Phobic postural vertigo

Phobic postural vertigo is the second most common diagnosis in a specialized neurological ambulatory clinic for dizziness and vertigo. This disorder is not found in the diagnostic repertoire of most neurologists and ENT specialists. Patients with phobic postural vertigo usually complain of swaying vertigo, lightheadedness, and gait unsteadiness that are continually present but fluctuate in severity. These symptoms are often accompanied by anxiety and are situationally dependent. The precipitating factor may be the presence of a large crowd, or waiting in the check-out line at a store; often, avoidance behavior results 76). The symptoms typically improve when the patient participates in sports or has had a small amount of alcohol to drink. The affected patients often have an obsessive-compulsive personality, in the sense of “accentuated” personality traits, with a marked tendency toward introspection and a need to “have everything under control.” The central problem in phobic postural vertigo is the patient’s attempt to establish conscious control over body equilibrium, which leads to a “spiral of self-observation.” When this happens, the body’s own movements may be perceived as movements of the outside world. The main features of this disorder and its treatment are summarized in the box. The clinical neurological examination and ancillary tests reveal no relevant pathological findings.

Clinical features

  • The patient has postural vertigo with unsteadiness of stance and gait; the neurological examination and ancillary tests are generally unremarkable
  • Fluctuating unsteadiness of stance and gait with attacks of fear of falling, but without an actual fall
  • Anxiety and autonomic disturbances sometimes occur during or just after the attacks
  • The attacks are precipitated or exacerbated by typical situations, e.g., crowds, empty spaces, driving
  • The symptoms often improve during sporting activity or after the consumption of a small amount of alcohol
  • Increasingly severe avoidance behavior is common

The patient’s personality is usually of an obsessive-compulsive or reactive-depressive type. At the onset of the disorder, there is often a vestibular disturbance (25%) or a situation giving rise to particular stress (70%).

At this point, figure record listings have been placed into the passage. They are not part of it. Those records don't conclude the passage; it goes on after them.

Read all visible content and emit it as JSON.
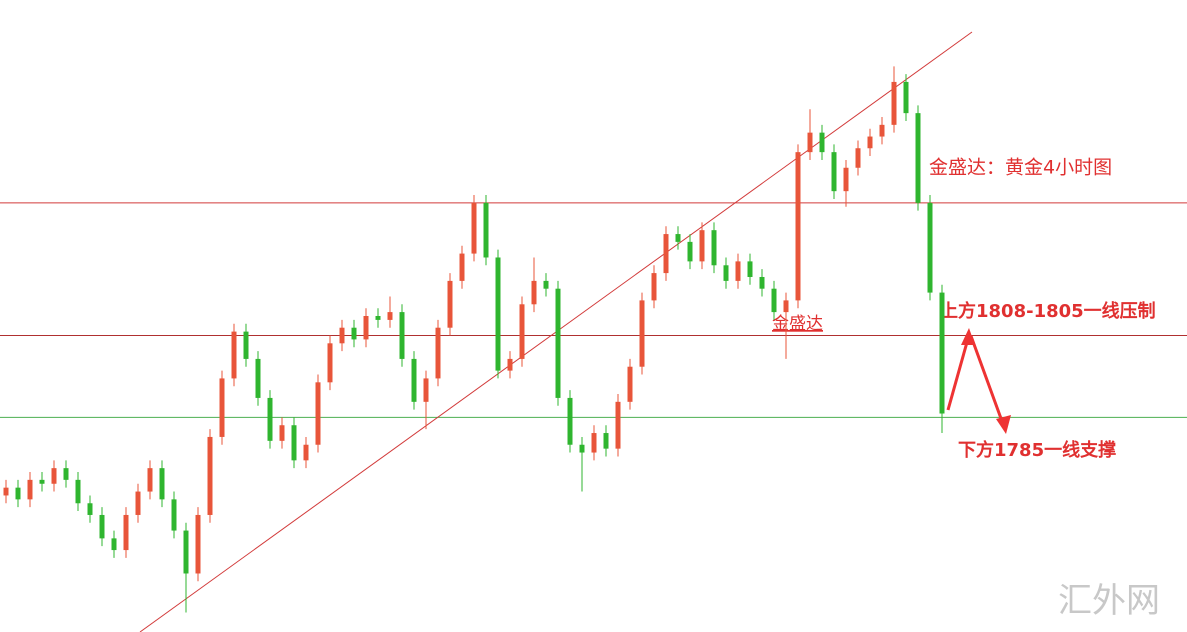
{
  "chart_data": {
    "type": "candlestick",
    "title": "金盛达：黄金4小时图",
    "ylim": [
      1730,
      1892
    ],
    "up_color": "#e8553a",
    "down_color": "#2fb52f",
    "open": [
      1765,
      1767,
      1764,
      1769,
      1768,
      1772,
      1769,
      1763,
      1760,
      1754,
      1751,
      1760,
      1766,
      1772,
      1764,
      1756,
      1745,
      1760,
      1780,
      1795,
      1807,
      1800,
      1790,
      1779,
      1783,
      1774,
      1778,
      1794,
      1804,
      1808,
      1805,
      1811,
      1810,
      1812,
      1800,
      1789,
      1795,
      1808,
      1820,
      1827,
      1840,
      1826,
      1797,
      1800,
      1814,
      1820,
      1818,
      1790,
      1778,
      1776,
      1781,
      1777,
      1789,
      1798,
      1815,
      1822,
      1832,
      1830,
      1825,
      1833,
      1824,
      1820,
      1825,
      1821,
      1818,
      1812,
      1815,
      1853,
      1858,
      1853,
      1843,
      1849,
      1854,
      1857,
      1860,
      1871,
      1863,
      1840,
      1817
    ],
    "high": [
      1769,
      1769,
      1771,
      1771,
      1774,
      1774,
      1771,
      1765,
      1762,
      1756,
      1762,
      1768,
      1774,
      1774,
      1766,
      1758,
      1762,
      1782,
      1797,
      1809,
      1809,
      1802,
      1792,
      1785,
      1785,
      1780,
      1796,
      1806,
      1810,
      1810,
      1813,
      1813,
      1816,
      1814,
      1802,
      1797,
      1810,
      1822,
      1829,
      1842,
      1842,
      1828,
      1802,
      1816,
      1826,
      1822,
      1820,
      1792,
      1780,
      1783,
      1783,
      1791,
      1800,
      1817,
      1824,
      1834,
      1834,
      1832,
      1835,
      1835,
      1826,
      1827,
      1827,
      1823,
      1820,
      1817,
      1855,
      1864,
      1860,
      1855,
      1851,
      1856,
      1859,
      1862,
      1875,
      1873,
      1865,
      1842,
      1819
    ],
    "low": [
      1763,
      1762,
      1762,
      1766,
      1766,
      1767,
      1761,
      1758,
      1752,
      1749,
      1749,
      1758,
      1764,
      1762,
      1754,
      1735,
      1743,
      1758,
      1778,
      1793,
      1798,
      1788,
      1777,
      1777,
      1772,
      1772,
      1776,
      1792,
      1802,
      1803,
      1803,
      1808,
      1808,
      1798,
      1787,
      1782,
      1793,
      1806,
      1818,
      1825,
      1824,
      1795,
      1795,
      1798,
      1812,
      1816,
      1788,
      1776,
      1766,
      1774,
      1775,
      1775,
      1787,
      1796,
      1813,
      1820,
      1828,
      1823,
      1823,
      1822,
      1818,
      1818,
      1819,
      1816,
      1810,
      1800,
      1813,
      1851,
      1851,
      1841,
      1839,
      1847,
      1852,
      1855,
      1858,
      1861,
      1838,
      1815,
      1781
    ],
    "close": [
      1767,
      1764,
      1769,
      1768,
      1772,
      1769,
      1763,
      1760,
      1754,
      1751,
      1760,
      1766,
      1772,
      1764,
      1756,
      1745,
      1760,
      1780,
      1795,
      1807,
      1800,
      1790,
      1779,
      1783,
      1774,
      1778,
      1794,
      1804,
      1808,
      1805,
      1811,
      1810,
      1812,
      1800,
      1789,
      1795,
      1808,
      1820,
      1827,
      1840,
      1826,
      1797,
      1800,
      1814,
      1820,
      1818,
      1790,
      1778,
      1776,
      1781,
      1777,
      1789,
      1798,
      1815,
      1822,
      1832,
      1830,
      1825,
      1833,
      1824,
      1820,
      1825,
      1821,
      1818,
      1812,
      1815,
      1853,
      1858,
      1853,
      1843,
      1849,
      1854,
      1857,
      1860,
      1871,
      1863,
      1840,
      1817,
      1786
    ],
    "hlines": [
      {
        "value": 1840,
        "color": "#d23a3a"
      },
      {
        "value": 1806,
        "color": "#b03030"
      },
      {
        "value": 1785,
        "color": "#4caf50"
      }
    ],
    "annotations": [
      "金盛达",
      "上方1808-1805一线压制",
      "下方1785一线支撑"
    ],
    "watermark": "汇外网"
  }
}
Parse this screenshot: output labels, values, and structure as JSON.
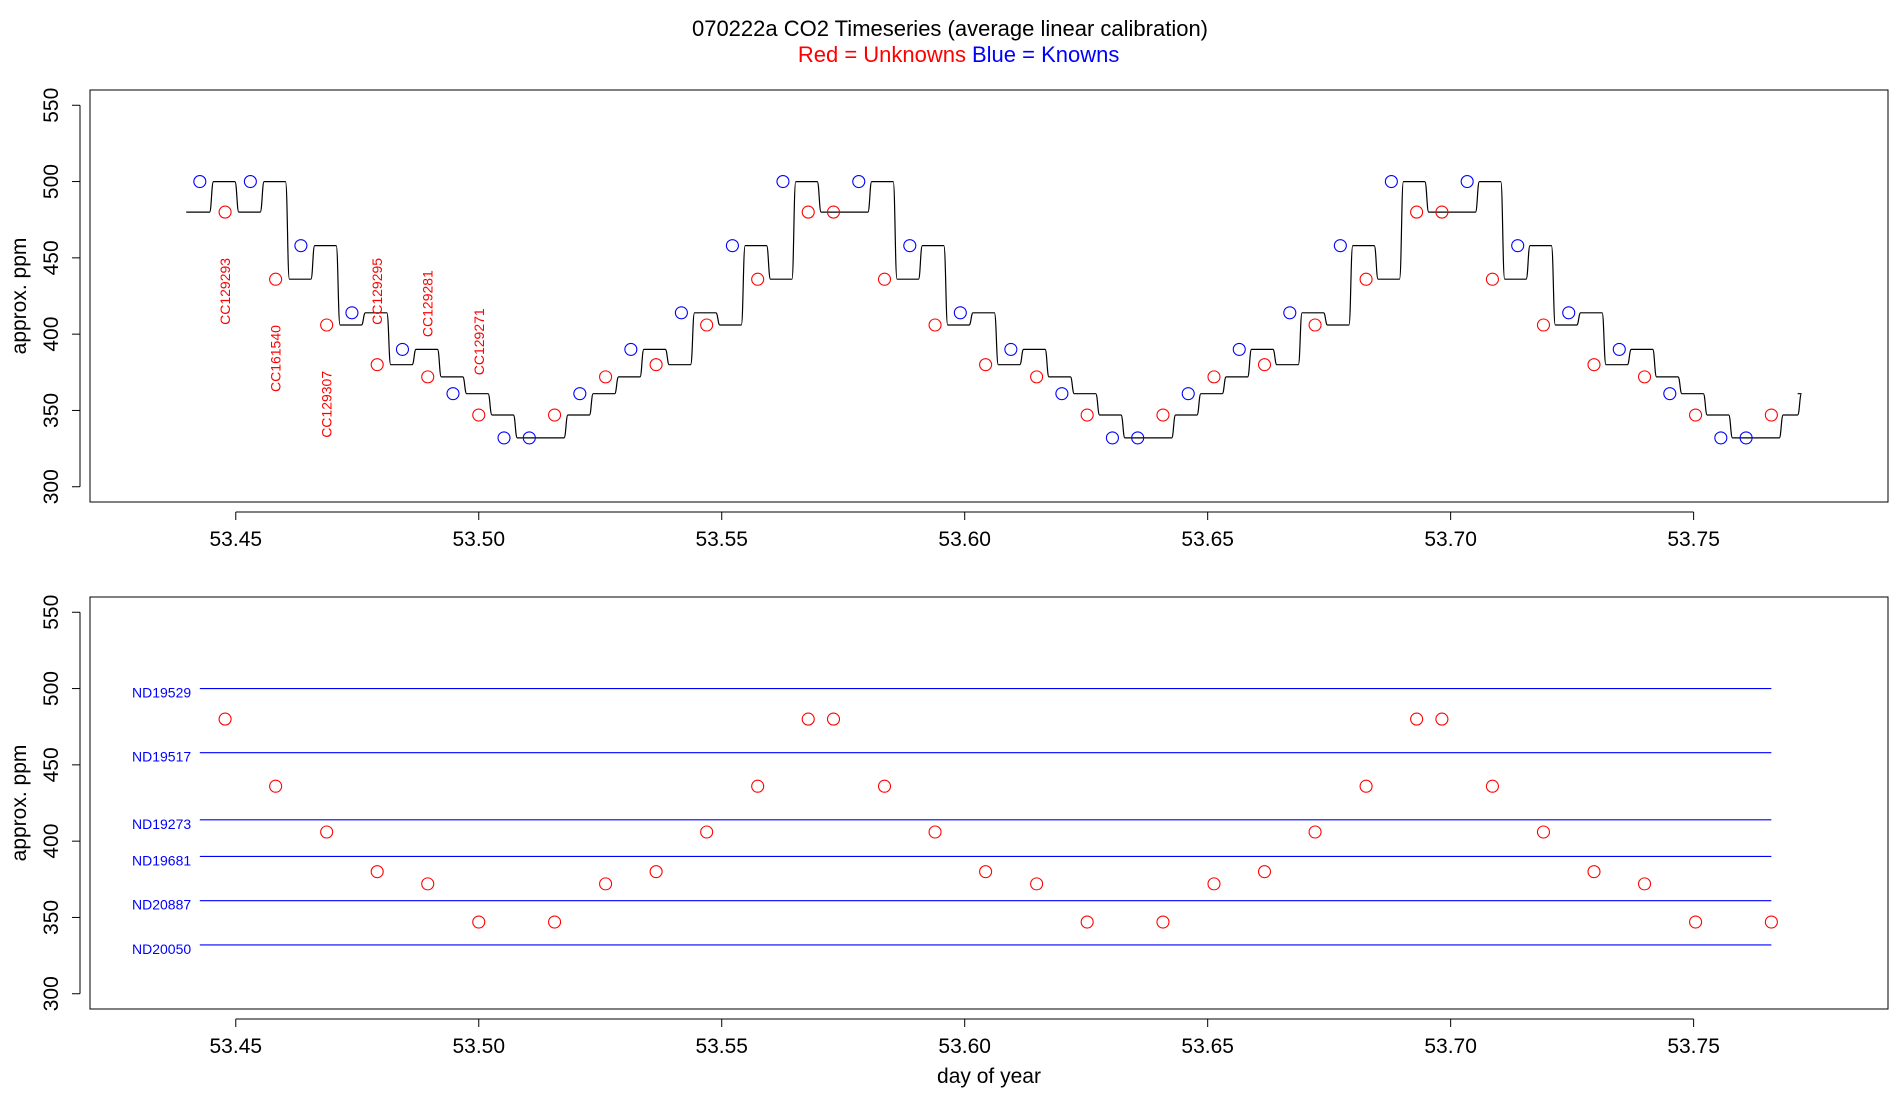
{
  "header": {
    "title": "070222a   CO2 Timeseries (average linear calibration)",
    "legend_red": "Red = Unknowns",
    "legend_blue": "Blue = Knowns"
  },
  "colors": {
    "unknown": "#ff0000",
    "known": "#0000ff",
    "trace": "#000000",
    "axis": "#000000"
  },
  "chart_data": [
    {
      "type": "line",
      "ylabel": "approx. ppm",
      "xlabel": "",
      "xlim": [
        53.42,
        53.79
      ],
      "ylim": [
        290,
        560
      ],
      "x_ticks": [
        "53.45",
        "53.50",
        "53.55",
        "53.60",
        "53.65",
        "53.70",
        "53.75"
      ],
      "y_ticks": [
        "300",
        "350",
        "400",
        "450",
        "500",
        "550"
      ],
      "trace": {
        "x0": 53.4398,
        "x1": 53.7718,
        "levels": [
          480,
          500,
          480,
          500,
          436,
          458,
          406,
          414,
          380,
          390,
          372,
          361,
          347,
          332,
          332,
          347,
          361,
          372,
          390,
          380,
          414,
          406,
          458,
          436,
          500,
          480,
          480,
          500,
          436,
          458,
          406,
          414,
          380,
          390,
          372,
          361,
          347,
          332,
          332,
          347,
          361,
          372,
          390,
          380,
          414,
          406,
          458,
          436,
          500,
          480,
          480,
          500,
          436,
          458,
          406,
          414,
          380,
          390,
          372,
          361,
          347,
          332,
          332,
          347,
          361
        ],
        "level_length": 0.00521
      },
      "knowns": [
        {
          "x": 53.4426,
          "y": 500
        },
        {
          "x": 53.453,
          "y": 500
        },
        {
          "x": 53.4634,
          "y": 458
        },
        {
          "x": 53.4739,
          "y": 414
        },
        {
          "x": 53.4843,
          "y": 390
        },
        {
          "x": 53.4947,
          "y": 361
        },
        {
          "x": 53.5052,
          "y": 332
        },
        {
          "x": 53.5104,
          "y": 332
        },
        {
          "x": 53.5208,
          "y": 361
        },
        {
          "x": 53.5313,
          "y": 390
        },
        {
          "x": 53.5417,
          "y": 414
        },
        {
          "x": 53.5522,
          "y": 458
        },
        {
          "x": 53.5626,
          "y": 500
        },
        {
          "x": 53.5782,
          "y": 500
        },
        {
          "x": 53.5887,
          "y": 458
        },
        {
          "x": 53.5991,
          "y": 414
        },
        {
          "x": 53.6095,
          "y": 390
        },
        {
          "x": 53.62,
          "y": 361
        },
        {
          "x": 53.6304,
          "y": 332
        },
        {
          "x": 53.6356,
          "y": 332
        },
        {
          "x": 53.646,
          "y": 361
        },
        {
          "x": 53.6565,
          "y": 390
        },
        {
          "x": 53.6669,
          "y": 414
        },
        {
          "x": 53.6773,
          "y": 458
        },
        {
          "x": 53.6878,
          "y": 500
        },
        {
          "x": 53.7034,
          "y": 500
        },
        {
          "x": 53.7138,
          "y": 458
        },
        {
          "x": 53.7243,
          "y": 414
        },
        {
          "x": 53.7347,
          "y": 390
        },
        {
          "x": 53.7451,
          "y": 361
        },
        {
          "x": 53.7556,
          "y": 332
        },
        {
          "x": 53.7608,
          "y": 332
        }
      ],
      "unknowns": [
        {
          "x": 53.4478,
          "y": 480
        },
        {
          "x": 53.4582,
          "y": 436
        },
        {
          "x": 53.4687,
          "y": 406
        },
        {
          "x": 53.4791,
          "y": 380
        },
        {
          "x": 53.4895,
          "y": 372
        },
        {
          "x": 53.5,
          "y": 347
        },
        {
          "x": 53.5156,
          "y": 347
        },
        {
          "x": 53.5261,
          "y": 372
        },
        {
          "x": 53.5365,
          "y": 380
        },
        {
          "x": 53.5469,
          "y": 406
        },
        {
          "x": 53.5574,
          "y": 436
        },
        {
          "x": 53.5678,
          "y": 480
        },
        {
          "x": 53.573,
          "y": 480
        },
        {
          "x": 53.5835,
          "y": 436
        },
        {
          "x": 53.5939,
          "y": 406
        },
        {
          "x": 53.6043,
          "y": 380
        },
        {
          "x": 53.6148,
          "y": 372
        },
        {
          "x": 53.6252,
          "y": 347
        },
        {
          "x": 53.6408,
          "y": 347
        },
        {
          "x": 53.6513,
          "y": 372
        },
        {
          "x": 53.6617,
          "y": 380
        },
        {
          "x": 53.6721,
          "y": 406
        },
        {
          "x": 53.6826,
          "y": 436
        },
        {
          "x": 53.693,
          "y": 480
        },
        {
          "x": 53.6982,
          "y": 480
        },
        {
          "x": 53.7086,
          "y": 436
        },
        {
          "x": 53.7191,
          "y": 406
        },
        {
          "x": 53.7295,
          "y": 380
        },
        {
          "x": 53.7399,
          "y": 372
        },
        {
          "x": 53.7504,
          "y": 347
        },
        {
          "x": 53.766,
          "y": 347
        }
      ],
      "annotations": [
        {
          "label": "CC129293",
          "x": 53.4478,
          "y": 428
        },
        {
          "label": "CC161540",
          "x": 53.4582,
          "y": 384
        },
        {
          "label": "CC129307",
          "x": 53.4687,
          "y": 354
        },
        {
          "label": "CC129295",
          "x": 53.4791,
          "y": 428
        },
        {
          "label": "CC129281",
          "x": 53.4895,
          "y": 420
        },
        {
          "label": "CC129271",
          "x": 53.5,
          "y": 395
        }
      ]
    },
    {
      "type": "scatter",
      "ylabel": "approx. ppm",
      "xlabel": "day of year",
      "xlim": [
        53.42,
        53.79
      ],
      "ylim": [
        290,
        560
      ],
      "x_ticks": [
        "53.45",
        "53.50",
        "53.55",
        "53.60",
        "53.65",
        "53.70",
        "53.75"
      ],
      "y_ticks": [
        "300",
        "350",
        "400",
        "450",
        "500",
        "550"
      ],
      "standards": [
        {
          "label": "ND19529",
          "y": 500
        },
        {
          "label": "ND19517",
          "y": 458
        },
        {
          "label": "ND19273",
          "y": 414
        },
        {
          "label": "ND19681",
          "y": 390
        },
        {
          "label": "ND20887",
          "y": 361
        },
        {
          "label": "ND20050",
          "y": 332
        }
      ],
      "standards_x_range": [
        53.4426,
        53.766
      ],
      "unknowns": [
        {
          "x": 53.4478,
          "y": 480
        },
        {
          "x": 53.4582,
          "y": 436
        },
        {
          "x": 53.4687,
          "y": 406
        },
        {
          "x": 53.4791,
          "y": 380
        },
        {
          "x": 53.4895,
          "y": 372
        },
        {
          "x": 53.5,
          "y": 347
        },
        {
          "x": 53.5156,
          "y": 347
        },
        {
          "x": 53.5261,
          "y": 372
        },
        {
          "x": 53.5365,
          "y": 380
        },
        {
          "x": 53.5469,
          "y": 406
        },
        {
          "x": 53.5574,
          "y": 436
        },
        {
          "x": 53.5678,
          "y": 480
        },
        {
          "x": 53.573,
          "y": 480
        },
        {
          "x": 53.5835,
          "y": 436
        },
        {
          "x": 53.5939,
          "y": 406
        },
        {
          "x": 53.6043,
          "y": 380
        },
        {
          "x": 53.6148,
          "y": 372
        },
        {
          "x": 53.6252,
          "y": 347
        },
        {
          "x": 53.6408,
          "y": 347
        },
        {
          "x": 53.6513,
          "y": 372
        },
        {
          "x": 53.6617,
          "y": 380
        },
        {
          "x": 53.6721,
          "y": 406
        },
        {
          "x": 53.6826,
          "y": 436
        },
        {
          "x": 53.693,
          "y": 480
        },
        {
          "x": 53.6982,
          "y": 480
        },
        {
          "x": 53.7086,
          "y": 436
        },
        {
          "x": 53.7191,
          "y": 406
        },
        {
          "x": 53.7295,
          "y": 380
        },
        {
          "x": 53.7399,
          "y": 372
        },
        {
          "x": 53.7504,
          "y": 347
        },
        {
          "x": 53.766,
          "y": 347
        }
      ]
    }
  ]
}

  • A thorough diagnostic assessment to allay the patient’s fear of having a serious organic disease
  • Psycho-educative therapy to inform the patient about the pathological mechanism and the precipitating factors and situations
  • Desensitization by self-exposure, i.e., the deliberate seeking out of situations that precipitate vertigo. Light sporting activities are also helpful.
  • If the symptoms persist, pharmacotherapy, e.g., with selective serotonin reuptake inhibitors, and/or cognitive behavioral therapy are indicated

Treatment markedly improves symptoms in about 70% of patients 77).